Petrograd, capitale de la Russie, dans la nuit du 24 au 25 octobre 1917. 1

Des groupes armés de soldats, d’ouvriers et de marins, se pressent dans les rues de la ville et sur les bords de la Neva. Ils vont prendre le contrôle des ponts, des gares, de la banque centrale et de la Poste, avant de lancer l’assaut du Palais d’Hiver, siège du gouvernement. L’opération, à vrai dire, n’est pas une surprise  : depuis plusieurs semaines, la gauche radicale et le parti bolchévique débattaient publiquement de la nécessité d’une révolution pour renverser le gouvernement provisoire d’Alexandre Kerenski. Un Comité militaire, dirigé par Léon Trotski, l’une des figures les plus populaires de la gauche radicale, a minutieusement préparé les plans de l’insurrection. Non loin de là, à l’Institut Smolny, Vladimir Lénine, le principal dirigeant du parti bolchevique, consulte nerveusement sa montre. Il attend des nouvelles. En début de soirée, il a lancé un ultime appel : « Je veux convaincre les camarades qu’aujourd’hui tout tient à un cheveu. Il faut à tout prix, ce soir, cette nuit, arrêter le gouvernement après avoir désarmé les élèves officiers. On ne peut pas attendre ! On risque de tout perdre ! Attendre pour agir, c’est la mort ».

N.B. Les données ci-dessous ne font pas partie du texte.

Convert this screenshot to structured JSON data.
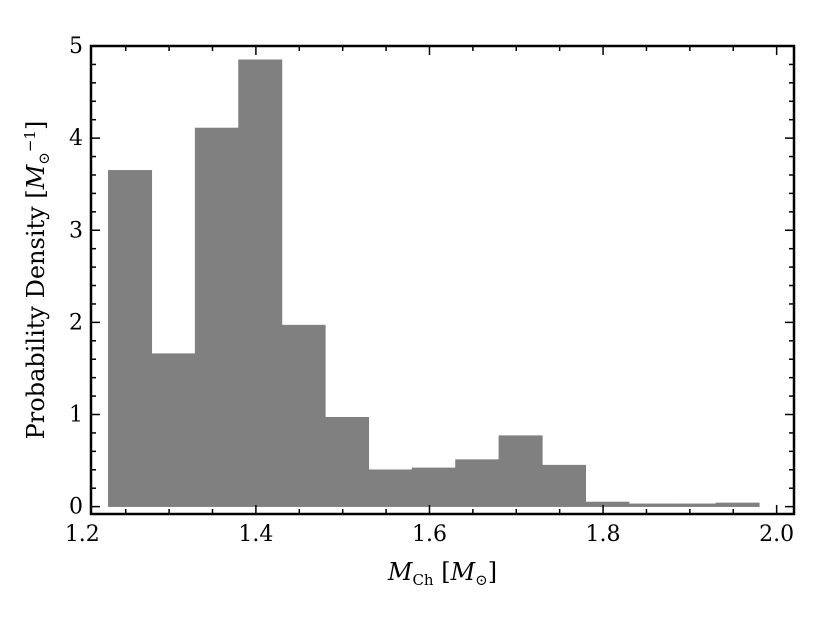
{
  "chart_data": {
    "type": "bar",
    "subtype": "histogram",
    "xlabel": {
      "symbol": "M",
      "subscript": "Ch",
      "unit_symbol": "M",
      "unit_subscript": "⊙"
    },
    "ylabel": {
      "text": "Probability Density",
      "unit_symbol": "M",
      "unit_subscript": "⊙",
      "unit_superscript": "−1"
    },
    "xlim": [
      1.21,
      2.02
    ],
    "ylim": [
      -0.08,
      5.0
    ],
    "x_ticks": [
      1.2,
      1.4,
      1.6,
      1.8,
      2.0
    ],
    "x_tick_labels": [
      "1.2",
      "1.4",
      "1.6",
      "1.8",
      "2.0"
    ],
    "y_ticks": [
      0,
      1,
      2,
      3,
      4,
      5
    ],
    "y_tick_labels": [
      "0",
      "1",
      "2",
      "3",
      "4",
      "5"
    ],
    "bin_edges": [
      1.23,
      1.28,
      1.33,
      1.38,
      1.43,
      1.48,
      1.53,
      1.58,
      1.63,
      1.68,
      1.73,
      1.78,
      1.83,
      1.88,
      1.93,
      1.98
    ],
    "values": [
      3.65,
      1.66,
      4.11,
      4.85,
      1.97,
      0.97,
      0.4,
      0.42,
      0.51,
      0.77,
      0.45,
      0.05,
      0.03,
      0.03,
      0.04
    ],
    "bar_color": "#808080",
    "grid": false
  }
}
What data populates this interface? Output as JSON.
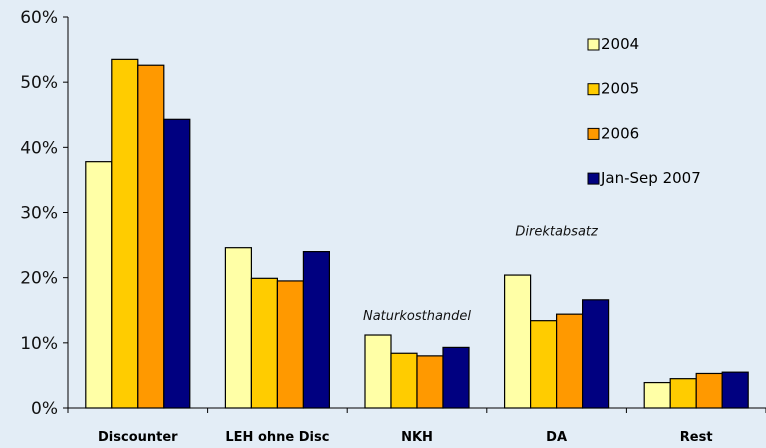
{
  "chart_data": {
    "type": "bar",
    "categories": [
      "Discounter",
      "LEH ohne Disc",
      "NKH",
      "DA",
      "Rest"
    ],
    "series": [
      {
        "name": "2004",
        "values": [
          37.8,
          24.6,
          11.2,
          20.4,
          3.9
        ],
        "color": "#ffffa6"
      },
      {
        "name": "2005",
        "values": [
          53.5,
          19.9,
          8.4,
          13.4,
          4.5
        ],
        "color": "#ffcc00"
      },
      {
        "name": "2006",
        "values": [
          52.6,
          19.5,
          8.0,
          14.4,
          5.3
        ],
        "color": "#ff9900"
      },
      {
        "name": "Jan-Sep 2007",
        "values": [
          44.3,
          24.0,
          9.3,
          16.6,
          5.5
        ],
        "color": "#000080"
      }
    ],
    "yticks": [
      "0%",
      "10%",
      "20%",
      "30%",
      "40%",
      "50%",
      "60%"
    ],
    "ylim": [
      0,
      60
    ],
    "grid": false,
    "legend_position": "top-right",
    "annotations": [
      {
        "text": "Naturkosthandel",
        "category": "NKH",
        "value": 13.5
      },
      {
        "text": "Direktabsatz",
        "category": "DA",
        "value": 26.5
      }
    ]
  }
}
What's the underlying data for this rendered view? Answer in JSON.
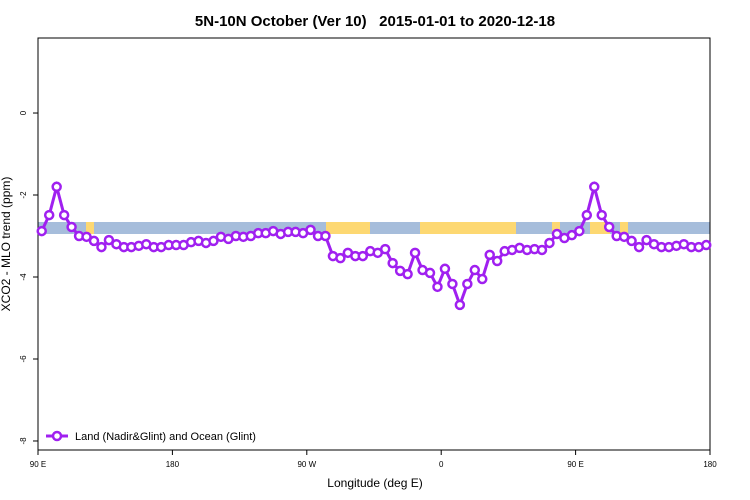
{
  "chart_data": {
    "type": "line",
    "title": "5N-10N October (Ver 10)   2015-01-01 to 2020-12-18",
    "x_label": "Longitude (deg E)",
    "y_label": "XCO2 - MLO trend (ppm)",
    "xlim": [
      90,
      540
    ],
    "xticks": [
      {
        "value": 90,
        "label": "90 E"
      },
      180,
      {
        "value": 270,
        "label": "90 W"
      },
      {
        "value": 360,
        "label": "0"
      },
      {
        "value": 450,
        "label": "90 E"
      },
      {
        "value": 540,
        "label": "180"
      }
    ],
    "ylim": [
      -8.22,
      1.83
    ],
    "yticks": [
      -8,
      -6,
      -4,
      -2,
      0
    ],
    "legend": "bottomleft",
    "x": [
      92.5,
      97.5,
      102.5,
      107.5,
      112.5,
      117.5,
      122.5,
      127.5,
      132.5,
      137.5,
      142.5,
      147.5,
      152.5,
      157.5,
      162.5,
      167.5,
      172.5,
      177.5,
      182.5,
      187.5,
      192.5,
      197.5,
      202.5,
      207.5,
      212.5,
      217.5,
      222.5,
      227.5,
      232.5,
      237.5,
      242.5,
      247.5,
      252.5,
      257.5,
      262.5,
      267.5,
      272.5,
      277.5,
      282.5,
      287.5,
      292.5,
      297.5,
      302.5,
      307.5,
      312.5,
      317.5,
      322.5,
      327.5,
      332.5,
      337.5,
      342.5,
      347.5,
      352.5,
      357.5,
      362.5,
      367.5,
      372.5,
      377.5,
      382.5,
      387.5,
      392.5,
      397.5,
      402.5,
      407.5,
      412.5,
      417.5,
      422.5,
      427.5,
      432.5,
      437.5,
      442.5,
      447.5,
      452.5,
      457.5,
      462.5,
      467.5,
      472.5,
      477.5,
      482.5,
      487.5,
      492.5,
      497.5,
      502.5,
      507.5,
      512.5,
      517.5,
      522.5,
      527.5,
      532.5,
      537.5
    ],
    "series": [
      {
        "name": "Land (Nadir&Glint) and Ocean (Glint)",
        "color": "#a020f0",
        "values": [
          -2.88,
          -2.49,
          -1.8,
          -2.49,
          -2.78,
          -3.0,
          -3.02,
          -3.12,
          -3.27,
          -3.1,
          -3.2,
          -3.27,
          -3.27,
          -3.24,
          -3.2,
          -3.27,
          -3.27,
          -3.22,
          -3.22,
          -3.22,
          -3.15,
          -3.12,
          -3.17,
          -3.12,
          -3.02,
          -3.07,
          -3.0,
          -3.02,
          -3.0,
          -2.93,
          -2.93,
          -2.88,
          -2.95,
          -2.9,
          -2.9,
          -2.93,
          -2.85,
          -3.0,
          -3.0,
          -3.49,
          -3.54,
          -3.41,
          -3.49,
          -3.49,
          -3.37,
          -3.41,
          -3.32,
          -3.66,
          -3.85,
          -3.93,
          -3.41,
          -3.83,
          -3.9,
          -4.24,
          -3.8,
          -4.17,
          -4.68,
          -4.17,
          -3.83,
          -4.05,
          -3.46,
          -3.61,
          -3.37,
          -3.34,
          -3.29,
          -3.34,
          -3.32,
          -3.34,
          -3.17,
          -2.95,
          -3.05,
          -2.98,
          -2.88,
          -2.49,
          -1.8,
          -2.49,
          -2.78,
          -3.0,
          -3.02,
          -3.12,
          -3.27,
          -3.1,
          -3.2,
          -3.27,
          -3.27,
          -3.24,
          -3.2,
          -3.27,
          -3.27,
          -3.22
        ]
      }
    ]
  }
}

Au petit matin, l’opération est accomplie, sans avoir pratiquement fait de victime (il y en aura beaucoup, par contre, à Moscou). Dans l’après-midi, s’ouvre le congrès des Soviets, où les Bolcheviks sont largement majoritaires. Trotski y fait approuver la déposition du gouvernement provisoire et le programme du nouveau pouvoir : « Le pouvoir soviétique proposera une paix démocratique immédiate à toutes les nations. Il procédera à la remise aux comités paysans des biens des propriétaires fonciers, de la Couronne et de l’Église. Il établira le contrôle ouvrier sur la production, et assurera à toutes les nationalités vivant en Russie le droit absolu à disposer d’elles-mêmes ».

En quelques lignes, tout est dit. Les Bolcheviks entendent répondre immédiatement aux principales revendications des ouvriers et des paysans russes : la paix, le pain, et la terre à ceux qui la travaillent.

En fait, la « Révolution d’Octobre » clôt une séquence qui s’était ouverte huit mois plus tôt, par une première révolution. En février 1917, la guerre fait rage en Europe depuis près de trois ans. La vieille Russie des Tsars, engagée dans le conflit aux côtés de la France et de l’Angleterre, est exsangue. Son armée a perdu le tiers de ses effectifs, et les soldats désertent par milliers. Dans les campagnes, la paysannerie se soulève contre les grands propriétaires fonciers. Dans les villes, la famine menace. Un mouvement populaire spontané va alors, en quelques jours, contraindre le tsar à l’abdication. C’est la fin d’une dynastie vieille de plus de trois siècles.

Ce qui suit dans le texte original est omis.